京都市は全国初の地球温暖化防止条例を制定するなど、京都議定書の採択地にふさわしい先端的な温暖化防止に取り組んでいる。2010年には同条例を改正し、2020年度までに25%、2030年度までに40%のCO2の削減義務を定め、さらなる地球温暖化防止に取り組んでいる。その取り組みのひとつが「DO YOU KYOTO? クレジット制度」である。この制度は国の排出枠の取引制度(J-VERなど)を補完する制度として設計された。「小規模」、「分かりやすさ」、「低コスト」をコンセプトとしている。

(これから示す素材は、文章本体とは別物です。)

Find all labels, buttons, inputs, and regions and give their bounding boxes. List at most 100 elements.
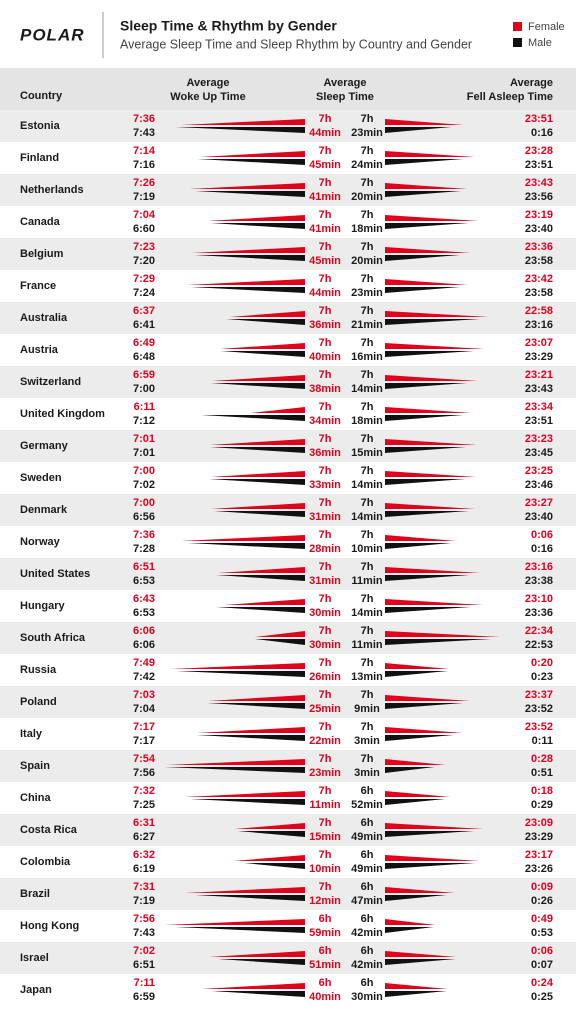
legend-swatch-female — [513, 22, 522, 31]
fell-asleep-wedge — [385, 799, 446, 805]
sleep-hours: 6h — [361, 977, 374, 989]
fell-asleep-time: 23:21 — [525, 369, 553, 381]
fell-asleep-wedge — [385, 287, 460, 293]
woke-up-wedge — [209, 439, 305, 445]
woke-up-wedge — [186, 279, 305, 285]
fell-asleep-wedge — [385, 311, 489, 317]
woke-up-wedge — [220, 351, 305, 357]
fell-asleep-wedge — [385, 735, 454, 741]
sleep-minutes: 42min — [351, 959, 383, 971]
woke-up-wedge — [234, 823, 305, 829]
woke-up-wedge — [216, 575, 305, 581]
woke-up-wedge — [219, 343, 305, 349]
woke-up-time: 6:51 — [133, 959, 155, 971]
sleep-hours: 7h — [319, 497, 332, 509]
sleep-minutes: 18min — [351, 415, 383, 427]
column-header: Average — [323, 77, 366, 89]
woke-up-wedge — [208, 695, 305, 701]
row-background — [0, 590, 576, 622]
country: Hungary — [20, 600, 66, 612]
country: United States — [20, 568, 90, 580]
column-header: Woke Up Time — [170, 91, 245, 103]
fell-asleep-time: 0:49 — [531, 913, 553, 925]
fell-asleep-time: 23:43 — [525, 177, 553, 189]
fell-asleep-wedge — [385, 959, 456, 965]
sleep-hours: 6h — [361, 849, 374, 861]
row-background — [0, 878, 576, 910]
country: Finland — [20, 152, 59, 164]
fell-asleep-wedge — [385, 151, 475, 157]
fell-asleep-time: 23:34 — [525, 401, 554, 413]
sleep-hours: 7h — [361, 273, 374, 285]
fell-asleep-time: 23:36 — [525, 607, 553, 619]
fell-asleep-wedge — [385, 375, 478, 381]
row-background — [0, 494, 576, 526]
fell-asleep-wedge — [385, 759, 446, 765]
woke-up-wedge — [191, 287, 305, 293]
woke-up-time: 6:19 — [133, 863, 155, 875]
sleep-minutes: 11min — [351, 639, 382, 651]
woke-up-time: 7:28 — [133, 543, 155, 555]
country: Estonia — [20, 120, 61, 132]
row-background — [0, 526, 576, 558]
fell-asleep-time: 0:16 — [531, 543, 553, 555]
sleep-hours: 7h — [361, 337, 374, 349]
woke-up-time: 6:48 — [133, 351, 155, 363]
legend-label: Male — [528, 37, 552, 49]
row-background — [0, 238, 576, 270]
sleep-hours: 7h — [361, 465, 374, 477]
fell-asleep-wedge — [385, 159, 464, 165]
fell-asleep-wedge — [385, 119, 464, 125]
row-background — [0, 622, 576, 654]
sleep-hours: 7h — [319, 721, 332, 733]
row-background — [0, 174, 576, 206]
woke-up-wedge — [233, 855, 305, 861]
row-background — [0, 974, 576, 1006]
fell-asleep-time: 23:45 — [525, 447, 553, 459]
fell-asleep-time: 22:58 — [525, 305, 553, 317]
woke-up-wedge — [194, 255, 305, 261]
country: Spain — [20, 760, 50, 772]
fell-asleep-wedge — [385, 279, 468, 285]
woke-up-time: 7:11 — [134, 977, 155, 989]
sleep-minutes: 9min — [354, 703, 380, 715]
woke-up-wedge — [224, 599, 305, 605]
sleep-hours: 6h — [319, 977, 332, 989]
fell-asleep-time: 23:43 — [525, 383, 553, 395]
woke-up-time: 6:32 — [133, 849, 155, 861]
sleep-minutes: 49min — [351, 831, 383, 843]
sleep-minutes: 26min — [309, 671, 341, 683]
woke-up-wedge — [196, 727, 305, 733]
row-background — [0, 846, 576, 878]
fell-asleep-time: 23:58 — [525, 255, 553, 267]
woke-up-wedge — [209, 951, 305, 957]
fell-asleep-time: 0:06 — [531, 529, 553, 541]
fell-asleep-wedge — [385, 991, 447, 997]
fell-asleep-wedge — [385, 343, 485, 349]
fell-asleep-time: 0:07 — [531, 959, 553, 971]
row-background — [0, 142, 576, 174]
fell-asleep-time: 23:25 — [525, 465, 553, 477]
sleep-minutes: 21min — [351, 319, 383, 331]
fell-asleep-time: 0:23 — [531, 671, 553, 683]
fell-asleep-time: 23:52 — [525, 703, 553, 715]
woke-up-time: 7:43 — [133, 927, 155, 939]
fell-asleep-time: 22:34 — [525, 625, 554, 637]
woke-up-wedge — [218, 567, 305, 573]
woke-up-time: 7:04 — [133, 703, 156, 715]
sleep-minutes: 14min — [351, 383, 383, 395]
woke-up-wedge — [201, 983, 305, 989]
fell-asleep-time: 0:29 — [531, 799, 553, 811]
sleep-hours: 7h — [361, 369, 374, 381]
sleep-hours: 7h — [361, 177, 374, 189]
woke-up-wedge — [211, 375, 305, 381]
fell-asleep-wedge — [385, 567, 481, 573]
sleep-minutes: 30min — [309, 607, 341, 619]
sleep-minutes: 34min — [309, 415, 341, 427]
woke-up-time: 7:36 — [133, 529, 155, 541]
sleep-hours: 7h — [319, 369, 332, 381]
woke-up-time: 7:01 — [133, 447, 155, 459]
sleep-minutes: 33min — [309, 479, 341, 491]
fell-asleep-wedge — [385, 887, 455, 893]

京都市のクレジット制度はシンプルで分かりやすい制度として他都市からも参考されるなど、一定の評価を得ている。国の制度はCO2の削減者とCO2の購入者が相対で取引をする。この取引にはオフセット・プロバイダーと呼ばれる仲介業者が取引の支援を行うこともあるが、削減者と購入者のマッチングが円滑に進まない。そのため、京都市の制度はCO2の削減のクレジットを京都市が買取り、それを京都市が販売する制度となっている。
●何が問題なの??
京都市のクレジット制度では、現在まで9件の削減プロジェクトで160トンのクレジットを京都市は買取ったものの、その販売は1件(2012年5月26日の京都サンガのカーボンオフセットマッチ)の2.7トンのみである。つまり、京都市はクレジットの買取り超過となり、157.3トンのクレジットが在庫として抱えている。排出枠の買取りが順調なものの販売が低調なのは、取引価格が1トン1万円(50トンを超えると1トン5千円)と市場価格の約30倍であるためだ。

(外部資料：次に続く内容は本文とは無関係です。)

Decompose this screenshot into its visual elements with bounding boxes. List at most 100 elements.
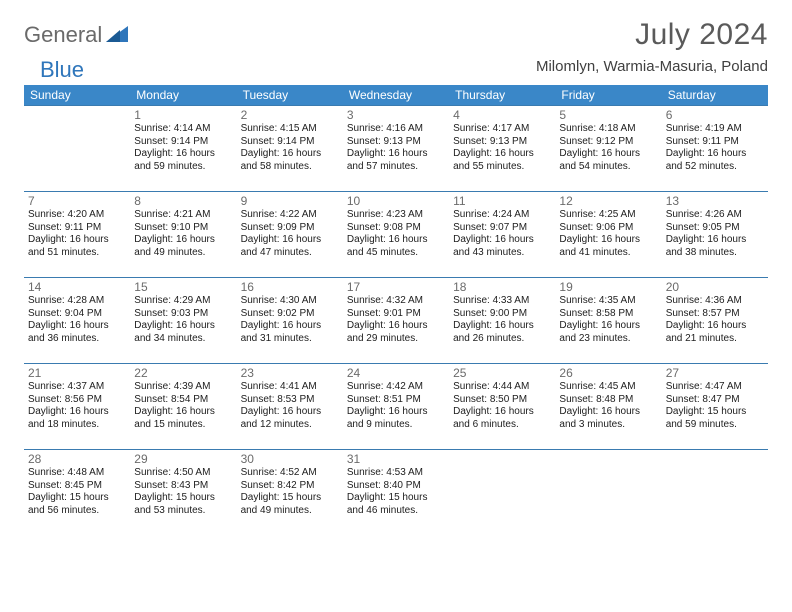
day-number: 14	[28, 280, 126, 294]
sunset-text: Sunset: 9:00 PM	[453, 308, 551, 321]
location-text: Milomlyn, Warmia-Masuria, Poland	[536, 58, 768, 75]
sunrise-text: Sunrise: 4:45 AM	[559, 381, 657, 394]
daylight-text: Daylight: 16 hours and 41 minutes.	[559, 234, 657, 259]
sunrise-text: Sunrise: 4:29 AM	[134, 295, 232, 308]
day-number: 5	[559, 108, 657, 122]
brand-part2: Blue	[40, 57, 84, 83]
sunset-text: Sunset: 9:05 PM	[666, 222, 764, 235]
daylight-text: Daylight: 16 hours and 26 minutes.	[453, 320, 551, 345]
sunset-text: Sunset: 9:02 PM	[241, 308, 339, 321]
calendar-day-cell: 14Sunrise: 4:28 AMSunset: 9:04 PMDayligh…	[24, 278, 130, 364]
weekday-header: Thursday	[449, 85, 555, 106]
month-title: July 2024	[536, 18, 768, 52]
daylight-text: Daylight: 16 hours and 51 minutes.	[28, 234, 126, 259]
sunset-text: Sunset: 9:04 PM	[28, 308, 126, 321]
calendar-day-cell: 25Sunrise: 4:44 AMSunset: 8:50 PMDayligh…	[449, 364, 555, 450]
sunset-text: Sunset: 9:09 PM	[241, 222, 339, 235]
weekday-header: Saturday	[662, 85, 768, 106]
calendar-day-cell: 29Sunrise: 4:50 AMSunset: 8:43 PMDayligh…	[130, 450, 236, 536]
sunrise-text: Sunrise: 4:41 AM	[241, 381, 339, 394]
sunset-text: Sunset: 9:08 PM	[347, 222, 445, 235]
calendar-day-cell: 28Sunrise: 4:48 AMSunset: 8:45 PMDayligh…	[24, 450, 130, 536]
weekday-header: Friday	[555, 85, 661, 106]
calendar-day-cell: 16Sunrise: 4:30 AMSunset: 9:02 PMDayligh…	[237, 278, 343, 364]
sunrise-text: Sunrise: 4:30 AM	[241, 295, 339, 308]
sunset-text: Sunset: 9:13 PM	[347, 136, 445, 149]
daylight-text: Daylight: 16 hours and 9 minutes.	[347, 406, 445, 431]
day-number: 8	[134, 194, 232, 208]
daylight-text: Daylight: 16 hours and 31 minutes.	[241, 320, 339, 345]
calendar-day-cell: 17Sunrise: 4:32 AMSunset: 9:01 PMDayligh…	[343, 278, 449, 364]
calendar-day-cell: 21Sunrise: 4:37 AMSunset: 8:56 PMDayligh…	[24, 364, 130, 450]
day-number: 7	[28, 194, 126, 208]
sunset-text: Sunset: 8:43 PM	[134, 480, 232, 493]
title-block: July 2024 Milomlyn, Warmia-Masuria, Pola…	[536, 18, 768, 75]
sunrise-text: Sunrise: 4:15 AM	[241, 123, 339, 136]
sunrise-text: Sunrise: 4:20 AM	[28, 209, 126, 222]
sunrise-text: Sunrise: 4:44 AM	[453, 381, 551, 394]
calendar-day-cell: 10Sunrise: 4:23 AMSunset: 9:08 PMDayligh…	[343, 192, 449, 278]
sunrise-text: Sunrise: 4:21 AM	[134, 209, 232, 222]
daylight-text: Daylight: 16 hours and 49 minutes.	[134, 234, 232, 259]
weekday-header: Monday	[130, 85, 236, 106]
calendar-day-cell: 5Sunrise: 4:18 AMSunset: 9:12 PMDaylight…	[555, 106, 661, 192]
brand-part1: General	[24, 22, 102, 48]
sunrise-text: Sunrise: 4:14 AM	[134, 123, 232, 136]
calendar-empty-cell	[555, 450, 661, 536]
calendar-empty-cell	[449, 450, 555, 536]
sunrise-text: Sunrise: 4:48 AM	[28, 467, 126, 480]
daylight-text: Daylight: 16 hours and 43 minutes.	[453, 234, 551, 259]
calendar-day-cell: 31Sunrise: 4:53 AMSunset: 8:40 PMDayligh…	[343, 450, 449, 536]
calendar-day-cell: 2Sunrise: 4:15 AMSunset: 9:14 PMDaylight…	[237, 106, 343, 192]
day-number: 28	[28, 452, 126, 466]
header: General July 2024 Milomlyn, Warmia-Masur…	[24, 18, 768, 75]
sunrise-text: Sunrise: 4:42 AM	[347, 381, 445, 394]
sunrise-text: Sunrise: 4:28 AM	[28, 295, 126, 308]
calendar-body: 1Sunrise: 4:14 AMSunset: 9:14 PMDaylight…	[24, 106, 768, 536]
day-number: 16	[241, 280, 339, 294]
calendar-day-cell: 18Sunrise: 4:33 AMSunset: 9:00 PMDayligh…	[449, 278, 555, 364]
day-number: 22	[134, 366, 232, 380]
sunrise-text: Sunrise: 4:22 AM	[241, 209, 339, 222]
sunset-text: Sunset: 9:13 PM	[453, 136, 551, 149]
sunrise-text: Sunrise: 4:50 AM	[134, 467, 232, 480]
sunrise-text: Sunrise: 4:53 AM	[347, 467, 445, 480]
day-number: 21	[28, 366, 126, 380]
daylight-text: Daylight: 15 hours and 59 minutes.	[666, 406, 764, 431]
daylight-text: Daylight: 16 hours and 57 minutes.	[347, 148, 445, 173]
sunrise-text: Sunrise: 4:19 AM	[666, 123, 764, 136]
daylight-text: Daylight: 16 hours and 6 minutes.	[453, 406, 551, 431]
sunrise-text: Sunrise: 4:33 AM	[453, 295, 551, 308]
day-number: 12	[559, 194, 657, 208]
calendar-day-cell: 6Sunrise: 4:19 AMSunset: 9:11 PMDaylight…	[662, 106, 768, 192]
daylight-text: Daylight: 16 hours and 23 minutes.	[559, 320, 657, 345]
daylight-text: Daylight: 16 hours and 45 minutes.	[347, 234, 445, 259]
day-number: 6	[666, 108, 764, 122]
calendar-day-cell: 19Sunrise: 4:35 AMSunset: 8:58 PMDayligh…	[555, 278, 661, 364]
sunset-text: Sunset: 8:53 PM	[241, 394, 339, 407]
calendar-week-row: 14Sunrise: 4:28 AMSunset: 9:04 PMDayligh…	[24, 278, 768, 364]
calendar-day-cell: 12Sunrise: 4:25 AMSunset: 9:06 PMDayligh…	[555, 192, 661, 278]
calendar-day-cell: 30Sunrise: 4:52 AMSunset: 8:42 PMDayligh…	[237, 450, 343, 536]
day-number: 20	[666, 280, 764, 294]
day-number: 4	[453, 108, 551, 122]
daylight-text: Daylight: 16 hours and 55 minutes.	[453, 148, 551, 173]
day-number: 10	[347, 194, 445, 208]
weekday-header: Wednesday	[343, 85, 449, 106]
sunset-text: Sunset: 9:03 PM	[134, 308, 232, 321]
sunrise-text: Sunrise: 4:35 AM	[559, 295, 657, 308]
daylight-text: Daylight: 16 hours and 21 minutes.	[666, 320, 764, 345]
day-number: 13	[666, 194, 764, 208]
calendar-empty-cell	[24, 106, 130, 192]
day-number: 17	[347, 280, 445, 294]
sunrise-text: Sunrise: 4:32 AM	[347, 295, 445, 308]
sunset-text: Sunset: 9:10 PM	[134, 222, 232, 235]
sunrise-text: Sunrise: 4:36 AM	[666, 295, 764, 308]
calendar-header-row: SundayMondayTuesdayWednesdayThursdayFrid…	[24, 85, 768, 106]
day-number: 3	[347, 108, 445, 122]
sunset-text: Sunset: 9:12 PM	[559, 136, 657, 149]
calendar-day-cell: 22Sunrise: 4:39 AMSunset: 8:54 PMDayligh…	[130, 364, 236, 450]
sunrise-text: Sunrise: 4:17 AM	[453, 123, 551, 136]
sunset-text: Sunset: 8:57 PM	[666, 308, 764, 321]
daylight-text: Daylight: 16 hours and 36 minutes.	[28, 320, 126, 345]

2重行政の問題もある。京都市は2011年8月からクレジット制度を開始した2ヶ月後に、京都府も独自のクレジット制度(京-VER)をスタート。この京都府の制度は国の制度に似ている。相対取引のため、価格は取引ごとに異なる。京都市内の中小企業やコミュニティの場合、京都府の制度、京都市の制度のいずれかを選択でき、選択の幅が広がったと言える。しかしながら、京都府の制度は買取り価格が一定ではなく、市内の事業者にとってのメリットは低い。

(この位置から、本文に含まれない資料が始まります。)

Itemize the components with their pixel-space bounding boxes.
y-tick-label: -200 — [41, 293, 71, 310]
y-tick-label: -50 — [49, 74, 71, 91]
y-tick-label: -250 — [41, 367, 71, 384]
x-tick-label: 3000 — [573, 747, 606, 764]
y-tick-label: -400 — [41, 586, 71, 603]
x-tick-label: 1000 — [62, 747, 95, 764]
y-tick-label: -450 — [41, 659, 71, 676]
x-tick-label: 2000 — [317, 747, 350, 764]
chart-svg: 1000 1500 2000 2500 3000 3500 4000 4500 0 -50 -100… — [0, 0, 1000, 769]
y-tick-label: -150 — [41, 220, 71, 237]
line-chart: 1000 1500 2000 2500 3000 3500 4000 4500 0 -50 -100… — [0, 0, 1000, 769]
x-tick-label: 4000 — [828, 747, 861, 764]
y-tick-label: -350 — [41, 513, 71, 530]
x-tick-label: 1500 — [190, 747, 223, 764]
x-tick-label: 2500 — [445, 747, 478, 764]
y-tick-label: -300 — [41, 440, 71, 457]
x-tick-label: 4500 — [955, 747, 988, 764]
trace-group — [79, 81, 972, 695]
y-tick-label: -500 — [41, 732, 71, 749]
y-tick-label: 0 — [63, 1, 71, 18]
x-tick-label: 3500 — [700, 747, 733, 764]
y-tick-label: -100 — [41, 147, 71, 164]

京都議定書の有効性を疑問視する声もある。京都議定書は最大の排出国である中国が不参加であり、米国も離脱。参加国はほとんどEUと日本だけである。参加国の排出量のシェアは27%(2008年)であり、確かに有効性には疑問がある。そもそも二酸化炭素の増加は地球温暖化の原因でないとの主張まである(深井有、2011)。しかしながら、温室効果ガスが地球温暖化の原因との見解が一般的であり、地球温暖化防止の取り組みは省エネの効果もあるので、その必要性は認めたい。京都議定書の採択地である本市の先導的な取り組みも評価できるが、「DO YOU KYOTO? クレジット制度」は課題が多く、事業の見直しが必要である。
●参考文献
小林光(2012)「脱原発依存時代の温暖化防止策」日本経済研究センター。
地球温暖化対策推進本部(2011)「京都議定書目標達成計画の進捗状況」。
http://www.kantei.go.jp/jp/singi/ondanka/2011/1220.pdf
深井有(2011)『気候変動とエネルギー問題』中公新書。